The Distributed Layer: llm-d and AIBrix

The WG Serving recognized that the most complex problems – distributed prefill/decode, systematic benchmarking, model server/infrastructure co-evolution – require specialized forums outside of core Kubernetes.

The llm-d project (Linux Foundation) bridges the infrastructure and ML ecosystems, providing architectural patterns for disaggregating prefill and decode onto separate nodes. In production, this allows for separate optimization of prefill throughput (memory-bandwidth bound) and decode latency (compute bound), with measurable gains on workloads with long prompts – typical in enterprise RAG workflows.

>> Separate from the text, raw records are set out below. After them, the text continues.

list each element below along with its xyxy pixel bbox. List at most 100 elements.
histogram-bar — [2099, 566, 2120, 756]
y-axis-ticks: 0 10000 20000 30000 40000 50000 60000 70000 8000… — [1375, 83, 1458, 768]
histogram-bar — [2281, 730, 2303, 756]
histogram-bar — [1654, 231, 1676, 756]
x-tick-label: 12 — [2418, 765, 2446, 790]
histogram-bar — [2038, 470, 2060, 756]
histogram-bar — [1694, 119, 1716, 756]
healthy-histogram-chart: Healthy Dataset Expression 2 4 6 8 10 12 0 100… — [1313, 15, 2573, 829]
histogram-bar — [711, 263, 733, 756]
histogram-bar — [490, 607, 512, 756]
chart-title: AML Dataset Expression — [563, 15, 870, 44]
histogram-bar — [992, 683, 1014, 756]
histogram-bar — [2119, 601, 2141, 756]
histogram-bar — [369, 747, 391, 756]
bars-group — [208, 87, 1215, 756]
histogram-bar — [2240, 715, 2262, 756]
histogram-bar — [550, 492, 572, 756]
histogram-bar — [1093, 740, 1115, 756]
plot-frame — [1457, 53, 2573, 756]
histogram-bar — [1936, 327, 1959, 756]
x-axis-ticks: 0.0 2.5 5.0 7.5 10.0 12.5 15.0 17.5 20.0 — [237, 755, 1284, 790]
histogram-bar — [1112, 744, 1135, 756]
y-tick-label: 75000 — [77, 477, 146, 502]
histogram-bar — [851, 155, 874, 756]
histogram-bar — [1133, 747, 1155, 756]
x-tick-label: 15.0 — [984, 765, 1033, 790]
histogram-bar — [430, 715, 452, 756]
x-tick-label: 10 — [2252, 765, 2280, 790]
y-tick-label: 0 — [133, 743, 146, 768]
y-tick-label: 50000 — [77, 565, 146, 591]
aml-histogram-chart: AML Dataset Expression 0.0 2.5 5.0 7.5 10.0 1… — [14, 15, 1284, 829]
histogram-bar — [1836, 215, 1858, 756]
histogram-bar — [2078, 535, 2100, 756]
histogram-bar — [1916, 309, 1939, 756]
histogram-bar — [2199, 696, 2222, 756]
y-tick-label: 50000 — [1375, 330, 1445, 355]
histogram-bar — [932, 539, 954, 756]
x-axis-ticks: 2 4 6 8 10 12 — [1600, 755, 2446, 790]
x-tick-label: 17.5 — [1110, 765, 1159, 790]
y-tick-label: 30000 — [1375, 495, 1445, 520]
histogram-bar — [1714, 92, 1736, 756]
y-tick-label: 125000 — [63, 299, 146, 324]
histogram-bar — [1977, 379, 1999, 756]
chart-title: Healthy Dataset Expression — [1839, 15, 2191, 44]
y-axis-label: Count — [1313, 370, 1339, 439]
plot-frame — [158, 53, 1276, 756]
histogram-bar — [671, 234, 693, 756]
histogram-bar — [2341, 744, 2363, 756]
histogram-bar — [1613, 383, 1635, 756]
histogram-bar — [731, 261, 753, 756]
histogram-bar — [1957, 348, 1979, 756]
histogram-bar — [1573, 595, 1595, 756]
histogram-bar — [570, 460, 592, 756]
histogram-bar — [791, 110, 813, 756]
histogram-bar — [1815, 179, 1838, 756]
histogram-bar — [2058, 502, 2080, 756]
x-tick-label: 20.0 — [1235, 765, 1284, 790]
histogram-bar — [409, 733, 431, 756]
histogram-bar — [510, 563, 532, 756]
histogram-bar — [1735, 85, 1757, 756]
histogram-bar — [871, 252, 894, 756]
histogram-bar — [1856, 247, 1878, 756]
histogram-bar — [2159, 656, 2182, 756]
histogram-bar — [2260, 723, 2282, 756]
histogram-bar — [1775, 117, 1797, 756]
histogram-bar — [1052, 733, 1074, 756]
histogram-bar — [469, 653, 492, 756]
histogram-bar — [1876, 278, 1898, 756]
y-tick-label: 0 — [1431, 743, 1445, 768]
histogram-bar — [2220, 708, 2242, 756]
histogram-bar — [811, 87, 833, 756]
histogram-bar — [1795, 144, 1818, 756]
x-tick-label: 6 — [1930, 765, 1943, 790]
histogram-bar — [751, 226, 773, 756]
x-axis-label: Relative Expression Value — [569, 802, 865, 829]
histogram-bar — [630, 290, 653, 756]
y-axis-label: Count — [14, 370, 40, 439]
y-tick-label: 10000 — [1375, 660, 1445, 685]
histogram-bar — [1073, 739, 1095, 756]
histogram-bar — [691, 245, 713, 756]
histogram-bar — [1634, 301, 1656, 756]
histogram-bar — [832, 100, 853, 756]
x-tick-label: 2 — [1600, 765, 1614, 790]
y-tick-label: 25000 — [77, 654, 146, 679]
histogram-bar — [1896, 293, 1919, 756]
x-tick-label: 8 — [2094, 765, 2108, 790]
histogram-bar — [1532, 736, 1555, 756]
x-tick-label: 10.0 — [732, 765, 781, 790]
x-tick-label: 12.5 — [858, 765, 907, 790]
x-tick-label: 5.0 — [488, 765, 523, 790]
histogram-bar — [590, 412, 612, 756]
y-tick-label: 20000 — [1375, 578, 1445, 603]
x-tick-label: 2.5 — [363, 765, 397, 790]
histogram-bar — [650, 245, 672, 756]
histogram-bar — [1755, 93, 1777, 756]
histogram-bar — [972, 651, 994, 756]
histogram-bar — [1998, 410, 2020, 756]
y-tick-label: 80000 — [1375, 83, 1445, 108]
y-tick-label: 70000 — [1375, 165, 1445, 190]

AIBrix offers a complete platform solution for cost-efficient LLM serving, integrating autoscaling based on token-native metrics, NUMA-aware scheduling and replica distribution optimized for prefix caching.

Practical Implications for an Enterprise Architect

For a team wanting to build an enterprise-grade AI inference platform on Kubernetes, the reference stack is now clear:

Kubernetes v1.35+ with DRA enabled and AI conformance profiles (k8s-ai-conformance)
Gateway API Inference Extension for intelligent application-level routing
LWS for models requiring multiple nodes
Kueue for multi-tenancy and resource governance
llm-d or AIBrix as the serving layer above the cluster

In a banking context, where P99 latency and tenant isolation are non-negotiable constraints, this stack allows operating internal models on GKE on-prem or bare-metal clusters with the same level of control applied to any critical workload. The difference compared to managed solutions like Vertex AI is complete control over data residency and the software dependency chain, relevant for audits and regulatory compliance.

Conclusion

The dissolution of the WG Serving is a sign of maturity, not abandonment. The work continues in the appropriate SIGs, with distributed governance and stable components. For enterprise architects, the message is that the Kubernetes stack for AI inference is no longer experimental: it’s ready for production workloads, with a clear path towards certified CNCF conformance and a set of projects – Gateway API Inference Extension, LWS, DRA, Kueue, llm-d – that cover every layer of the stack from the accelerator to HTTP routing.